Basics of Vector Databases
January 26, 2025•278 words
In a traditional database with structured tables, querying data is easy because each table has a key column that uniquely identifies the rows. In contrast, the same task may be harder for unstructured data such as text documents, audio files and images.
A vector database is one solution for storing and querying unstructured data. Given the popularity of large language models, let's use text documents as an example:
- In a vector database, documents (or parts of them) are stored as high-dimensional vectors.
- These vectors are calculated based on some embedding method, e.g. an encoder that converts tokens into numerical vectors.
- Obviously, one needs to select an embedding method, such as a language model, but it can be just any model (e.g. a neural network) that extracts key information from the raw unstructured data.
- The embedding process is done once for each document when it is added to the database, and then the vectors are stored and can be reused for querying purposes. Querying wouldn't be fast if embedding were done at query time.

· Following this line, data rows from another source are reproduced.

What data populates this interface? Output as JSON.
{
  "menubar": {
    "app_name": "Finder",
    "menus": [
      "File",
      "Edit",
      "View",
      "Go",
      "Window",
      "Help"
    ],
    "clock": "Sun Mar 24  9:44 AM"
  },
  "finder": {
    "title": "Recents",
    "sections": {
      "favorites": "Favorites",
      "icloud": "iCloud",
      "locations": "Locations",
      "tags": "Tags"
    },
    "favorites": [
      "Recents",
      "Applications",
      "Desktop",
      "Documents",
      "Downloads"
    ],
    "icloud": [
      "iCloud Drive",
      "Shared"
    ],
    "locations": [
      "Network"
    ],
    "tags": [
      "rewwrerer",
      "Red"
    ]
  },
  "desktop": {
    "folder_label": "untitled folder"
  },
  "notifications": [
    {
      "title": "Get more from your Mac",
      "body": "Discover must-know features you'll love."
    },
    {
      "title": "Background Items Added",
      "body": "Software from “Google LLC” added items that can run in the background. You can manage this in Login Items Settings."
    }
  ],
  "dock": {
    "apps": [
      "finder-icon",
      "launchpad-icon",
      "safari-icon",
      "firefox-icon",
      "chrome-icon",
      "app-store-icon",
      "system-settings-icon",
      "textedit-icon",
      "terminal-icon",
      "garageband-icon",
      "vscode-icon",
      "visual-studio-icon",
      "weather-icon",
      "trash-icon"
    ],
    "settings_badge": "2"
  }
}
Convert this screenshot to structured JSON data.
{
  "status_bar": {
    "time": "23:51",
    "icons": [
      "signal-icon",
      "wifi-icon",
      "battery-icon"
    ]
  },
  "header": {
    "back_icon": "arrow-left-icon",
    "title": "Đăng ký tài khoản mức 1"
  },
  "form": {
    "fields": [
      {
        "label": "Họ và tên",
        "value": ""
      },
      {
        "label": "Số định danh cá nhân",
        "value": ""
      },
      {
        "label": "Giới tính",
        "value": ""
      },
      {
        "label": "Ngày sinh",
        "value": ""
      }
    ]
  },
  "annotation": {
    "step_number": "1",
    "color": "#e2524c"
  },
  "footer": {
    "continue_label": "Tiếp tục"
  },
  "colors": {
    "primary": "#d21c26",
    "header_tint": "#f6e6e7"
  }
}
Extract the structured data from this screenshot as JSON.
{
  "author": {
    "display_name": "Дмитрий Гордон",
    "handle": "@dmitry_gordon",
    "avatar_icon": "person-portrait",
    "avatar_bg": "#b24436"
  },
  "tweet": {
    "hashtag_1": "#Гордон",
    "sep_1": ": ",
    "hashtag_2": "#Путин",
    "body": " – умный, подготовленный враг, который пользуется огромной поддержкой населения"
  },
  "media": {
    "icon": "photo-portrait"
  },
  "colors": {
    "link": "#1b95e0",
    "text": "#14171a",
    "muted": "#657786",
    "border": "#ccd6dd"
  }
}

- When we make a query to the vector database, we look for vectors which have the highest degree of similarity to the query.
- Optionally, there may also be metadata associated with the vectors which add more description to the data.
- To some degree, we can think of the vectors as rows in a traditional dataframe, but in a slightly fancier way. As such, the most common usages of vector databases are similarity search (hence retrieval-augmented generation), anomaly detection, recommendation systems and feature engineering.
The above are my reading notes based on the following resources: Wikipedia, Pinecone and DataCamp.